Erbakan'ın kurduğu partiler darbeler sonrası hep kapatıldı. Erbakan'ın kurduğu ve 28 Şubat postmodern darbesi sonucu kapatılan parti Refah Partisi olmuştu. Kahraman, kapatılan partilerle ve 28 Şubat darbesiyle ilgili şunları söyledi: "Kapatılmaması gereken partilerdi. Hukuk çiğnenerek kapatıldı. Refah Partisi'nin kapatılması ise mümkün değildi, odaktan kapatıldı, odağın tarifi vardı. Anayasa Mahkemesi önce odağı tarif etti. Geçmiş kanun çıkmış, iki sene olmuş, Anayasa Mahkemesi'nin davası var ve itiraz hakkı yok. Hukuku çiğnediler. Buna rağmen Erbakan Hoca, karşı bir harekete katiyen tevessül etmedi. Niye kapatıyorlar? Türkiye inançlı bir ülke olmasın diye. İnançsız ülkeler kalkınamazlar, inançsız insanlar gibi. Konu bulamazlar, inanca sahip olmak var. Bu eksiklik maalesef bazı kesimlere iyice sindiği için bunu yaptılar. Ama Erbakan azminden vazgeçmedi, hiç durmayan, yürüyen ve yine hak bildiğini söyleyen insan oldu. İslam için, imanı için, inancı için mücadele etti."
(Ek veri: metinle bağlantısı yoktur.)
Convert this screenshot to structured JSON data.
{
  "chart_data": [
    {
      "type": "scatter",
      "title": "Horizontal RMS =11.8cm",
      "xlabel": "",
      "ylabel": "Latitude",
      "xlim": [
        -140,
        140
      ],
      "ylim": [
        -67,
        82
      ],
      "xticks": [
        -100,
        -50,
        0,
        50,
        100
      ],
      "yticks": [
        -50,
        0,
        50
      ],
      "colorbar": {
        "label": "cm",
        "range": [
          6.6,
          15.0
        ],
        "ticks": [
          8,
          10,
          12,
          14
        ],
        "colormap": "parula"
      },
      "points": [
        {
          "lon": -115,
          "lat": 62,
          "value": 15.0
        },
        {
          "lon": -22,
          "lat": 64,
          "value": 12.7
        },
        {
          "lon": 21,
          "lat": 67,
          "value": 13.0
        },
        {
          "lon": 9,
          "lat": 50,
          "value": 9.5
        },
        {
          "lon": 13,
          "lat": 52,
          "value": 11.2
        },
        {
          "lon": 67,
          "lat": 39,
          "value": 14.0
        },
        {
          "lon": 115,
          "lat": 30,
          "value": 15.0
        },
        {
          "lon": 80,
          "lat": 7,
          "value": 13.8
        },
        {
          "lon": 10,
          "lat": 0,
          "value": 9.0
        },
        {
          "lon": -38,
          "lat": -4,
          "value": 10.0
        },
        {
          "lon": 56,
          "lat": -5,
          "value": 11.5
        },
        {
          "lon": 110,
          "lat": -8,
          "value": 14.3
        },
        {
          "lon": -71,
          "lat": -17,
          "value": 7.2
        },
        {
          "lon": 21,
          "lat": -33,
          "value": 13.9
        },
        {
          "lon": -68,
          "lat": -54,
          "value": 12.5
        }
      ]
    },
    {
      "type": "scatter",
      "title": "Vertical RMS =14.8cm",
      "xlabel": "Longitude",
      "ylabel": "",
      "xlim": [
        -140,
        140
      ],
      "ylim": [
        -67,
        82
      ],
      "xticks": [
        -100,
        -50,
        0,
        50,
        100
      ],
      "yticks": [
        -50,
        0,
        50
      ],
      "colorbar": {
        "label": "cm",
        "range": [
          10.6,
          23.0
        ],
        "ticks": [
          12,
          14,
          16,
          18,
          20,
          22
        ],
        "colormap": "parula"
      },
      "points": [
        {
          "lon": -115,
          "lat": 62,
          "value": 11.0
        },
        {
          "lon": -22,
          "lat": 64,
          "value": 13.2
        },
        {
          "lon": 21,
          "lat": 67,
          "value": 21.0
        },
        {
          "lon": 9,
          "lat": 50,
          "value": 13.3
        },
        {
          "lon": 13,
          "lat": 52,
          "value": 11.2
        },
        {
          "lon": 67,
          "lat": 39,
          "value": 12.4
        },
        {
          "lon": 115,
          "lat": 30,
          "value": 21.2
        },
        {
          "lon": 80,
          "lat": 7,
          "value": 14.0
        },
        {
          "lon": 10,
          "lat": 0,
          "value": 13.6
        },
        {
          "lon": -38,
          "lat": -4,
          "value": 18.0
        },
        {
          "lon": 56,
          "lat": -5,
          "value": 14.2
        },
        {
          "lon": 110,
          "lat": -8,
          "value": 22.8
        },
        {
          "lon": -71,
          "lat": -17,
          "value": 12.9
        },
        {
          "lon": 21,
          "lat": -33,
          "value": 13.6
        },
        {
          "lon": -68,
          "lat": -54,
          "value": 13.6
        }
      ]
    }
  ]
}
"TÜRKİYE, İYİYE DOĞRU GİDİYOR. İNANCINA SAHİP BİR CUMHURBAŞKANI VAR"
Partinin kapatılmasına dair sözlerine devam eden Kahraman, "Türkiye Cumhuriyet'in Anayasaları, 1921'den 1982 dâhil dindar Anayasalar sınıfına girer. Anayasaların tasnifinde dindar anayasalar, ateist anayasalar ayrımı vardır. Anayasalar hep dindar örneğe sahiptir. Diyanet İşleri Başkanlığı Anayasa'nın içerisinde, din dersleri mecburi, Kurban ve Ramazan bayramı, dini bayramlar tatil, din görevlileri dâhil bütün maaşları ödeyen devlettir. Ama maalesef yanlış bir tatbikatla 1937'de tarifini yapmadan CHP'nin altı okunu Anayasa'ya koydular. Bir dine yönelik önleme gayreti çok yanlış bir şey. O yüzden o saklanmış bazı gerici ve yobaz kafalarla, onu kabul etmeyen kafalarla mücadele etmek zorunda kaldık. Hiçbir zaman Erbakan tavrını bozmadı, hiçbir zaman hukuk dışı bir çalışmaya girmedi. Örnek bir insandı, Allah ona rahmet eylesin. Toplumumuza da huzur, iyi bir gelişme nasip eylesin. Türkiye iyiye doğru gidiyor. Türkiye'de inancına sahip bir Cumhurbaşkanı var. Onu ifade eden Cumhurbaşkanı Recep Tayyip Erdoğan var. Düşünce hakkı ise doğrudan var olan tabii haklardandır. Düşünce hürriyeti, din ve vicdan hürriyeti baskılanamaz. Bunun önüne geçmemek lazım" ifadelerini kullandı.